Informasi di atas disampaikan oleh perwakilan Kementerian Keamanan Publik pada lokakarya tinjauan tengah periode tentang hasil pelaksanaan program pencegahan dan pemberantasan perdagangan manusia serta dukungan bagi korban perdagangan manusia periode 2021-2025 yang diselenggarakan oleh Kementerian Tenaga Kerja, Penyandang Disabilitas, dan Sosial pada tanggal 28 Juli.
Seorang korban jaringan perdagangan manusia di Kamboja menceritakan kejadian tersebut kepada reporter Thanh Nien .
Menurut Kementerian Keamanan Publik, pada tahun 2022, secara nasional, 90 kasus perdagangan manusia ditemukan dan diselidiki, dengan 247 subjek, 222 korban dijual (di mana, perdagangan ke luar negeri mencapai 54%) dan 8 kasus, 21 subjek dengan tindakan terkait.
Dalam 6 bulan pertama tahun ini, seluruh negeri terus mendeteksi dan menyelidiki 88 kasus, dengan 229 subjek melakukan kejahatan perdagangan manusia berdasarkan ketentuan Pasal 150 dan Pasal 151 KUHP, mengidentifikasi 224 korban perdagangan manusia (di mana, perdagangan manusia ke luar negeri mencapai 55%).

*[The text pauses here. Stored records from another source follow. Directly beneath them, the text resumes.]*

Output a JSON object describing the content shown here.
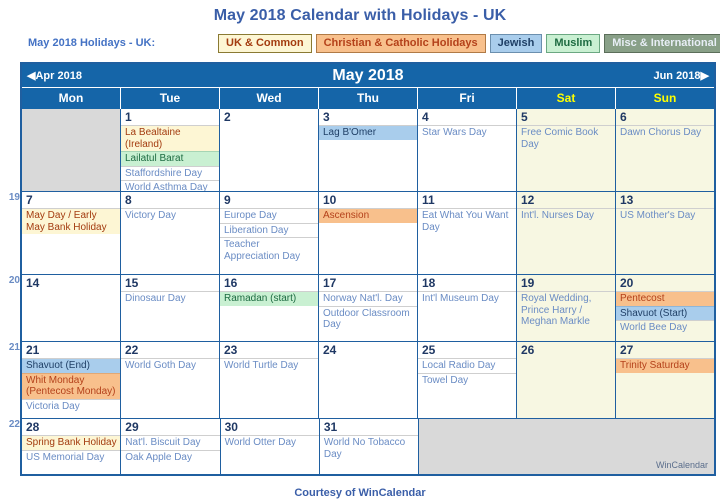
{
  "page": {
    "title": "May 2018 Calendar with Holidays - UK",
    "footer": "Courtesy of WinCalendar",
    "watermark": "WinCalendar",
    "accent_blue": "#1565a8",
    "title_color": "#3a5ea8"
  },
  "legend": {
    "heading": "May 2018 Holidays - UK:",
    "chips": [
      {
        "label": "UK & Common",
        "key": "uk",
        "bg": "#fdf6d4",
        "fg": "#a33b0f"
      },
      {
        "label": "Christian & Catholic Holidays",
        "key": "christian",
        "bg": "#f8c08c",
        "fg": "#b4411a"
      },
      {
        "label": "Jewish",
        "key": "jewish",
        "bg": "#a9cdec",
        "fg": "#1f3f66"
      },
      {
        "label": "Muslim",
        "key": "muslim",
        "bg": "#c9f0d2",
        "fg": "#1d6b41"
      },
      {
        "label": "Misc & International",
        "key": "misc",
        "bg": "#89a088",
        "fg": "#e8eef6"
      }
    ]
  },
  "nav": {
    "prev": "◀Apr 2018",
    "next": "Jun 2018▶",
    "month_title": "May 2018"
  },
  "weekdays": [
    {
      "label": "Mon",
      "weekend": false
    },
    {
      "label": "Tue",
      "weekend": false
    },
    {
      "label": "Wed",
      "weekend": false
    },
    {
      "label": "Thu",
      "weekend": false
    },
    {
      "label": "Fri",
      "weekend": false
    },
    {
      "label": "Sat",
      "weekend": true
    },
    {
      "label": "Sun",
      "weekend": true
    }
  ],
  "weeks": [
    {
      "week_number": "",
      "days": [
        {
          "num": "",
          "blank": true,
          "weekend": false,
          "events": []
        },
        {
          "num": "1",
          "weekend": false,
          "events": [
            {
              "text": "La Bealtaine (Ireland)",
              "cat": "uk"
            },
            {
              "text": "Lailatul Barat",
              "cat": "muslim"
            },
            {
              "text": "Staffordshire Day",
              "cat": "misc"
            },
            {
              "text": "World Asthma Day",
              "cat": "misc"
            }
          ]
        },
        {
          "num": "2",
          "weekend": false,
          "events": []
        },
        {
          "num": "3",
          "weekend": false,
          "events": [
            {
              "text": "Lag B'Omer",
              "cat": "jewish"
            }
          ]
        },
        {
          "num": "4",
          "weekend": false,
          "events": [
            {
              "text": "Star Wars Day",
              "cat": "misc"
            }
          ]
        },
        {
          "num": "5",
          "weekend": true,
          "events": [
            {
              "text": "Free Comic Book Day",
              "cat": "misc"
            }
          ]
        },
        {
          "num": "6",
          "weekend": true,
          "events": [
            {
              "text": "Dawn Chorus Day",
              "cat": "misc"
            }
          ]
        }
      ]
    },
    {
      "week_number": "19",
      "days": [
        {
          "num": "7",
          "weekend": false,
          "events": [
            {
              "text": "May Day / Early May Bank Holiday",
              "cat": "uk"
            }
          ]
        },
        {
          "num": "8",
          "weekend": false,
          "events": [
            {
              "text": "Victory Day",
              "cat": "misc"
            }
          ]
        },
        {
          "num": "9",
          "weekend": false,
          "events": [
            {
              "text": "Europe Day",
              "cat": "misc"
            },
            {
              "text": "Liberation Day",
              "cat": "misc"
            },
            {
              "text": "Teacher Appreciation Day",
              "cat": "misc"
            }
          ]
        },
        {
          "num": "10",
          "weekend": false,
          "events": [
            {
              "text": "Ascension",
              "cat": "christian"
            }
          ]
        },
        {
          "num": "11",
          "weekend": false,
          "events": [
            {
              "text": "Eat What You Want Day",
              "cat": "misc"
            }
          ]
        },
        {
          "num": "12",
          "weekend": true,
          "events": [
            {
              "text": "Int'l. Nurses Day",
              "cat": "misc"
            }
          ]
        },
        {
          "num": "13",
          "weekend": true,
          "events": [
            {
              "text": "US Mother's Day",
              "cat": "misc"
            }
          ]
        }
      ]
    },
    {
      "week_number": "20",
      "days": [
        {
          "num": "14",
          "weekend": false,
          "events": []
        },
        {
          "num": "15",
          "weekend": false,
          "events": [
            {
              "text": "Dinosaur Day",
              "cat": "misc"
            }
          ]
        },
        {
          "num": "16",
          "weekend": false,
          "events": [
            {
              "text": "Ramadan (start)",
              "cat": "muslim"
            }
          ]
        },
        {
          "num": "17",
          "weekend": false,
          "events": [
            {
              "text": "Norway Nat'l. Day",
              "cat": "misc"
            },
            {
              "text": "Outdoor Classroom Day",
              "cat": "misc"
            }
          ]
        },
        {
          "num": "18",
          "weekend": false,
          "events": [
            {
              "text": "Int'l Museum Day",
              "cat": "misc"
            }
          ]
        },
        {
          "num": "19",
          "weekend": true,
          "events": [
            {
              "text": "Royal Wedding, Prince Harry / Meghan Markle",
              "cat": "misc"
            }
          ]
        },
        {
          "num": "20",
          "weekend": true,
          "events": [
            {
              "text": "Pentecost",
              "cat": "christian"
            },
            {
              "text": "Shavuot (Start)",
              "cat": "jewish"
            },
            {
              "text": "World Bee Day",
              "cat": "misc"
            }
          ]
        }
      ]
    },
    {
      "week_number": "21",
      "days": [
        {
          "num": "21",
          "weekend": false,
          "events": [
            {
              "text": "Shavuot (End)",
              "cat": "jewish"
            },
            {
              "text": "Whit Monday (Pentecost Monday)",
              "cat": "christian"
            },
            {
              "text": "Victoria Day",
              "cat": "misc"
            }
          ]
        },
        {
          "num": "22",
          "weekend": false,
          "events": [
            {
              "text": "World Goth Day",
              "cat": "misc"
            }
          ]
        },
        {
          "num": "23",
          "weekend": false,
          "events": [
            {
              "text": "World Turtle Day",
              "cat": "misc"
            }
          ]
        },
        {
          "num": "24",
          "weekend": false,
          "events": []
        },
        {
          "num": "25",
          "weekend": false,
          "events": [
            {
              "text": "Local Radio Day",
              "cat": "misc"
            },
            {
              "text": "Towel Day",
              "cat": "misc"
            }
          ]
        },
        {
          "num": "26",
          "weekend": true,
          "events": []
        },
        {
          "num": "27",
          "weekend": true,
          "events": [
            {
              "text": "Trinity Saturday",
              "cat": "christian"
            }
          ]
        }
      ]
    },
    {
      "week_number": "22",
      "days": [
        {
          "num": "28",
          "weekend": false,
          "events": [
            {
              "text": "Spring Bank Holiday",
              "cat": "uk"
            },
            {
              "text": "US Memorial Day",
              "cat": "misc"
            }
          ]
        },
        {
          "num": "29",
          "weekend": false,
          "events": [
            {
              "text": "Nat'l. Biscuit Day",
              "cat": "misc"
            },
            {
              "text": "Oak Apple Day",
              "cat": "misc"
            }
          ]
        },
        {
          "num": "30",
          "weekend": false,
          "events": [
            {
              "text": "World Otter Day",
              "cat": "misc"
            }
          ]
        },
        {
          "num": "31",
          "weekend": false,
          "events": [
            {
              "text": "World No Tobacco Day",
              "cat": "misc"
            }
          ]
        },
        {
          "num": "",
          "tail": true,
          "weekend": false,
          "events": []
        },
        {
          "num": "",
          "tail": true,
          "weekend": false,
          "events": []
        },
        {
          "num": "",
          "tail": true,
          "weekend": false,
          "events": []
        }
      ]
    }
  ]
}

Modus umum perdagangan manusia adalah para pelaku kejahatan memanfaatkan jejaring sosial seperti (Zalo, Viber, Facebook...), menggunakan nama palsu, usia, dan alamat palsu untuk menjalin pertemanan, berkenalan, dan menjanjikan pekerjaan bergaji tinggi, menikahi warga negara asing... Kemudian, mereka menipu dan menjual korban ke luar negeri, memaksa mereka menjadi pelacur, menjadikan mereka istri ilegal; memaksa mereka bekerja atau menipu mereka agar bekerja sebagai pelayan di bar karaoke, tukang cukur, atau tempat pijat.
Selain itu, para subjek juga membentuk grup rahasia "Cho nhan con" di media sosial, mencari perempuan hamil yang tidak ingin membesarkan anak atau berada dalam kondisi ekonomi yang sulit untuk diadopsi. Kemudian, mereka menjualnya untuk mendapatkan keuntungan. Selain itu, situasi surrogasi untuk tujuan komersial masih berpotensi menimbulkan perkembangan yang rumit.
Terkait wilayah operasi, situasi perdagangan manusia di perbatasan Vietnam-Kamboja dan Vietnam-Laos cukup kompleks dan cenderung meningkat. Jika sebelumnya korban perdagangan manusia didominasi perempuan dan anak-anak, kini perdagangan manusia semakin banyak melibatkan pemuda.
Lokasi perdagangan manusia juga telah berubah, dengan kecenderungan berpindah dari Utara ke Tengah dan Selatan. Metode kejahatan perdagangan manusia semakin canggih, dan para pemimpin serta pengorganisirnya seringkali berada di luar negeri, sehingga sulit untuk diberantas dan dicegah.
Ibu Nguyen Thuy Duong, Wakil Direktur Departemen Pencegahan Kejahatan Sosial (Kementerian Tenaga Kerja, Penyandang Disabilitas, dan Sosial), mengatakan bahwa upaya pencegahan dan pemberantasan perdagangan manusia secara umum dan dukungan kepada para korban secara khusus dalam konteks saat ini diperkirakan akan menghadapi banyak tantangan.
Menurut Ibu Duong, pelaku perdagangan manusia kerap kali beraksi secara berkelompok, melalui hubungan yang rumit di berbagai negara, dengan tipu muslihat yang canggih, menyamar sebagai relawan di kamp pengungsian, fasilitas medis swasta, perusahaan yang mengirim pekerja untuk bekerja di luar negeri, dan melalui platform digital untuk mendekati, memikat, dan menculik korban.